Wolseley launches A$300m fund

The firm expects its new mid-market fund to reach first close by April.

Sydney-based Wolseley Private Equity is raising its third vehicle targeting A$300 million (€194 million; $262 million) for lower mid-market opportunities in Australia, Andrew Petering, managing director at the firm, told Private Equity International.

The fund officially launched in late November and the firm is currently in active talks with 40 investors.

Wolseley expects a “very good” re-up rate from its existing investors, although an increase in the number of international LPs from its previous vehicle, Petering said.

The third offering is the firm’s largest yet, with the first and second vehicles raising A$107 million and A$235 million respectively. Fund I attracted only domestic investors, with Fund II having 25 percent international investors. The latest fund is expected to be a 50/50 split.

The fund is expected to make a first close in April, Petering said, adding that the firm has already found four deals it considers strong potential investments.
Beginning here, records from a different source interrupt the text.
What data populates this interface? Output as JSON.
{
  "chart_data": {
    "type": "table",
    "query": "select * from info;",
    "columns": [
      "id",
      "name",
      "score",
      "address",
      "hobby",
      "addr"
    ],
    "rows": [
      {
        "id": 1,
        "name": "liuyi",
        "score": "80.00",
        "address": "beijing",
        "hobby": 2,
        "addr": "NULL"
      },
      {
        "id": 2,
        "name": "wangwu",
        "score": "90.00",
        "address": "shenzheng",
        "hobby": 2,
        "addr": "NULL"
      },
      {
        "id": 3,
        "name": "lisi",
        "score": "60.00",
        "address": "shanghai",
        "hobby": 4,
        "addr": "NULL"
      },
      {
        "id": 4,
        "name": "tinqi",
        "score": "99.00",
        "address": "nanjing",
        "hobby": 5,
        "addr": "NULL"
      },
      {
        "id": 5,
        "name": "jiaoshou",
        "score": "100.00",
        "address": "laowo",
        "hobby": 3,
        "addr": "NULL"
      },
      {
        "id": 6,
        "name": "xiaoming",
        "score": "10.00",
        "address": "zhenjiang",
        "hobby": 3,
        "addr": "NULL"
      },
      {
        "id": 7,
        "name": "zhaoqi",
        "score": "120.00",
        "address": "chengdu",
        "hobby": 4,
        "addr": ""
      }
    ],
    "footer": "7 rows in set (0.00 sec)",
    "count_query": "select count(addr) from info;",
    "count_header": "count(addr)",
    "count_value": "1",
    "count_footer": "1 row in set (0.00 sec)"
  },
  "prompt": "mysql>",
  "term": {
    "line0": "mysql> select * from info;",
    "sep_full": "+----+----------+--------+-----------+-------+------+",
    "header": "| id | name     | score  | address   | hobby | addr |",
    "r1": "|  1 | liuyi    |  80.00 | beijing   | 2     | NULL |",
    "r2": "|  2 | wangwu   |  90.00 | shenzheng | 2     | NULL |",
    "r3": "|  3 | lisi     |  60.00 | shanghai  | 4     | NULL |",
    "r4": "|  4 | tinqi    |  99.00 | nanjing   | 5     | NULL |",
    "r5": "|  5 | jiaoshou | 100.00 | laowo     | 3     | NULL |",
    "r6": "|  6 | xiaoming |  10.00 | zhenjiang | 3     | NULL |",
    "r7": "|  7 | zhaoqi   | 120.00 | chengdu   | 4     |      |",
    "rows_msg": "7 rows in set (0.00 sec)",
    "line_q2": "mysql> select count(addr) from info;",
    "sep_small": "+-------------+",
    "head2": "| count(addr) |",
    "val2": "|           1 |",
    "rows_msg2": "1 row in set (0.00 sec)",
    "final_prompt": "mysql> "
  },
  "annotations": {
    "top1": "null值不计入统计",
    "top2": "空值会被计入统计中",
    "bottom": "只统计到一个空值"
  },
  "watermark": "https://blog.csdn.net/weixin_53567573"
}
Wolseley had two exits during 2013. In September, the firm sold Australian magazine publisher Nextmedia in a trade sale to Germany-based Forum Media Group, PEI reported earlier. The deal came just one month after Wolseley sold Guardian Childcare Alliance to pan-Asia private equity firm Navis Capital Partners in a deal worth roughly A$120 million, a source close to the matter told PEI earlier.

“I think we’ll have very good re-up from our existing investor base, who are still actively looking at the sector. Most people are well aware of the quite public withdrawal of a few of the [superannuation] funds from private equity,” Petering said.

“But of those still actively engaged in the sector I think we’ll have very good re-up in Fund III and we are also very heavily engaged in discussions with some significant offshore investors that I think will bring some fresh insight and capital into Fund III as well.”